Trudeau, who is on his way to Peru for the Summit of the Americas, will return to Ottawa for the meeting before resuming his travels to Paris and London, spokespers­on Chantal Gagnon said Thursday, just moments before the prime minister’s flight took off.

Tensions over the pipeline impasse reached a new peak this week when Kinder Morgan stopped all non-essential spending on the expansion project, pending reassuranc­e from the federal government that the project would be going ahead.

Trudeau had an emergency cabinet meeting on Tuesday where ministers discussed – but did not settle on – options for action, including whether to help finance the project or pull funding from B.C. to help convince Horgan to stop blocking the project.

Finance Minister Bill Morneau met Wednesday with Notley, after which he said the federal government would meet the company’s May 31 deadline for action.

Ottawa has jurisdicti­on for the pipeline and approved the expansion plans in 2016, but Horgan has thrown up a number of road blocks, including a lawsuit over the approval process and a threat to prevent oil from flowing through it, all of which have helped to spook Kinder Morgan’s investors.

The impasse has become one of the most difficult political predicamen­ts to date for the Trudeau government, which is being squeezed between those who accuse it of not doing enough to get the expansion built, and critics who don’t want to see it built at all.

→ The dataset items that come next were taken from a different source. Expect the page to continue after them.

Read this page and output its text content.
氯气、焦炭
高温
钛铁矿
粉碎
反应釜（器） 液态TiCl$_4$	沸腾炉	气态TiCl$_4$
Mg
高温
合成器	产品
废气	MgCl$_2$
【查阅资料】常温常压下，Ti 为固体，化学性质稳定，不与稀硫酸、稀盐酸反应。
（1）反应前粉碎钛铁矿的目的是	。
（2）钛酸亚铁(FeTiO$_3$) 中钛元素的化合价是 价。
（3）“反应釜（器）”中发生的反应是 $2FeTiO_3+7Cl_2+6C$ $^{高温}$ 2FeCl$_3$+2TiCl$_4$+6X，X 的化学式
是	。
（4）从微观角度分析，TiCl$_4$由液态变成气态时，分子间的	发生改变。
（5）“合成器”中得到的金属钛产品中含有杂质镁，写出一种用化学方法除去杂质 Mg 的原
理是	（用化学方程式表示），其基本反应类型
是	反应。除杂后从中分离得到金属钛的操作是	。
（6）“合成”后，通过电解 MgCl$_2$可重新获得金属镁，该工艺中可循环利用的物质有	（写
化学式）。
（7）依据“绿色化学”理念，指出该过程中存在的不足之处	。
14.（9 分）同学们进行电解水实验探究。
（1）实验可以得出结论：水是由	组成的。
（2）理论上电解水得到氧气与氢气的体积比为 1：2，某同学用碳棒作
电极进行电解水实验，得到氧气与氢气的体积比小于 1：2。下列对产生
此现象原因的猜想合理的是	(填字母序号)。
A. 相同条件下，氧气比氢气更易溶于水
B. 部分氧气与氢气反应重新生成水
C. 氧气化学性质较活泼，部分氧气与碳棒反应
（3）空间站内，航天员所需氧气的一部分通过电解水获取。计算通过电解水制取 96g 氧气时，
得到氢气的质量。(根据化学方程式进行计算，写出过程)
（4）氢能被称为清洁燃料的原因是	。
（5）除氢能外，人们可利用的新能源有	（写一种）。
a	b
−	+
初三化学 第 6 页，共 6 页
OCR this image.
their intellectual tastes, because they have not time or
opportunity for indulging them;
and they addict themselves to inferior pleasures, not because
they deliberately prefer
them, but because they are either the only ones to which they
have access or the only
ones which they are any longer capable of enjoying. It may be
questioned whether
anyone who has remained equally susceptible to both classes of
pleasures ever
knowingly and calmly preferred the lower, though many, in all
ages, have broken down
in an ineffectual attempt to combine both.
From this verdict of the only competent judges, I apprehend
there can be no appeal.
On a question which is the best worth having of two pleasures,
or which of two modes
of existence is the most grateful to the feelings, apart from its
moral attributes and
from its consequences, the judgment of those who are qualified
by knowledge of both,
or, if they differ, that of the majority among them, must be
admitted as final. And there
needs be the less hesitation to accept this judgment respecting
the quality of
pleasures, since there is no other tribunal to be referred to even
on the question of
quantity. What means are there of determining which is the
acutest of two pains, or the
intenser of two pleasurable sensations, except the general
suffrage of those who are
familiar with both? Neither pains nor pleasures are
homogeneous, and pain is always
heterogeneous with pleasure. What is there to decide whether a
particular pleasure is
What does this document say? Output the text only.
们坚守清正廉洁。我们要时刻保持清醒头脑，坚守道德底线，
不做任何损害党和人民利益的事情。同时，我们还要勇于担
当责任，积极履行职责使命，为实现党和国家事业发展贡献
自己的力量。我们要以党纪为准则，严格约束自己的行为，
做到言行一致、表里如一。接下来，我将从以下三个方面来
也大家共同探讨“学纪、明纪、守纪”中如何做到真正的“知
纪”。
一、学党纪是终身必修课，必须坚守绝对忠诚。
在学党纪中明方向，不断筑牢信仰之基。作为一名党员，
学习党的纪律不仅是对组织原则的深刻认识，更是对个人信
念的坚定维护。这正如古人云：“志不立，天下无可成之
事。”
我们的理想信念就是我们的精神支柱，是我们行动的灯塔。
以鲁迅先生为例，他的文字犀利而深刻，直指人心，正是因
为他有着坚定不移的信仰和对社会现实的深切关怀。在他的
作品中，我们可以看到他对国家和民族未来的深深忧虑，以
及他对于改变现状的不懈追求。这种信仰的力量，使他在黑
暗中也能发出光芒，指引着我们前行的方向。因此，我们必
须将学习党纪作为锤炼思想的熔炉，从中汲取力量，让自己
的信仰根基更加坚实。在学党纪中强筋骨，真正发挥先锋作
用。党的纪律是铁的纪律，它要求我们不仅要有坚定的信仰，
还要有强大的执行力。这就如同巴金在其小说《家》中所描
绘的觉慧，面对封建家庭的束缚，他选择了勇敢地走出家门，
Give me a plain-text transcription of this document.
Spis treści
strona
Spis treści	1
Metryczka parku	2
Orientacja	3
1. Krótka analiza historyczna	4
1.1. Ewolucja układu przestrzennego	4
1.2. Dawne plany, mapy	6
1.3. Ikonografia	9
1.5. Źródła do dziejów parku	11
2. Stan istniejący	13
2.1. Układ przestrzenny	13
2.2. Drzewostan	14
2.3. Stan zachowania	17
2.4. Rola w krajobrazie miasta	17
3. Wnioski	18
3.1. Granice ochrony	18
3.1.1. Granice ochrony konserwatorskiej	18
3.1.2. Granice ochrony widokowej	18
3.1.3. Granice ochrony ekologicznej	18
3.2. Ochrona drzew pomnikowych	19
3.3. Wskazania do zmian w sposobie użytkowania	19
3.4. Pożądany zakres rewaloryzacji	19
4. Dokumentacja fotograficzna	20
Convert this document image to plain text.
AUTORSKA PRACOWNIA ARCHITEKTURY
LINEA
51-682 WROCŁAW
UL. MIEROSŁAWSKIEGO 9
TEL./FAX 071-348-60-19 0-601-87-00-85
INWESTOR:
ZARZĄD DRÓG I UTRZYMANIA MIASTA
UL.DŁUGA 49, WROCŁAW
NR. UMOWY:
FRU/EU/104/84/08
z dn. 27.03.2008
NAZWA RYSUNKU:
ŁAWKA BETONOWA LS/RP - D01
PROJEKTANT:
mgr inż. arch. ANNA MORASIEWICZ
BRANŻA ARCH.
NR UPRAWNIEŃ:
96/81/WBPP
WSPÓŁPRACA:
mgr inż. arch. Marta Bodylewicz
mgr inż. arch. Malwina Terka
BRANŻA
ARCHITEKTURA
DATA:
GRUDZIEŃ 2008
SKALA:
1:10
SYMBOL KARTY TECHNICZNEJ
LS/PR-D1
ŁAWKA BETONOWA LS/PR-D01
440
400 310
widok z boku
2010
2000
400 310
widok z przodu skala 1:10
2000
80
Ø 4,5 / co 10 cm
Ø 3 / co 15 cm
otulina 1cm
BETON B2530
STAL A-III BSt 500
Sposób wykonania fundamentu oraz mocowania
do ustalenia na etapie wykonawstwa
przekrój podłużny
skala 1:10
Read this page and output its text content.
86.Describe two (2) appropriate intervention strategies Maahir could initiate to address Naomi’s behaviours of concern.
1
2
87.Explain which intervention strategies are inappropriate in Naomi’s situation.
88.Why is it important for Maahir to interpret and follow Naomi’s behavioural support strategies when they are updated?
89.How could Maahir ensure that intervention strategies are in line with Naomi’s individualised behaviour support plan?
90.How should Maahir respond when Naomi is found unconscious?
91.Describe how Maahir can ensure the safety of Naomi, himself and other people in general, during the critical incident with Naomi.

Trudeau posted a new video Thursday in which he insists he would never approve pipelines like the Trans Mountain expansion if he did not believe they could proceed safely.

In the video, Trudeau is seen strolling along a B.C. beach with Ocean Networks Canada CEO Kate Moran and Rob Stewart, president of B.C. Coast Pilots, discussing the government’s $ 1.5- billion oceans protection plan, which he says gives the government the confidence that Canada’s oceans and coastlines will be protected even with a new, expanded pipeline.

Trudeau has long insisted that the environmen­t can’t be properly protected if Canada can’t also get its resources to market, since resource-driven economic growth is what allows the government to take steps to protect the environmen­t. Had the government not approved the pipeline, it would never have been able to convince industry stakeholde­rs or the Alberta government to support its climate and oceans protection plans, he has said.

Thursday’s developmen­ts come the same day as a new economic analysis from Environmen­tal Defence and Climate Action Network Canada, which argues the country’s emissions targets can still be met without new pipelines and without hurting the economy.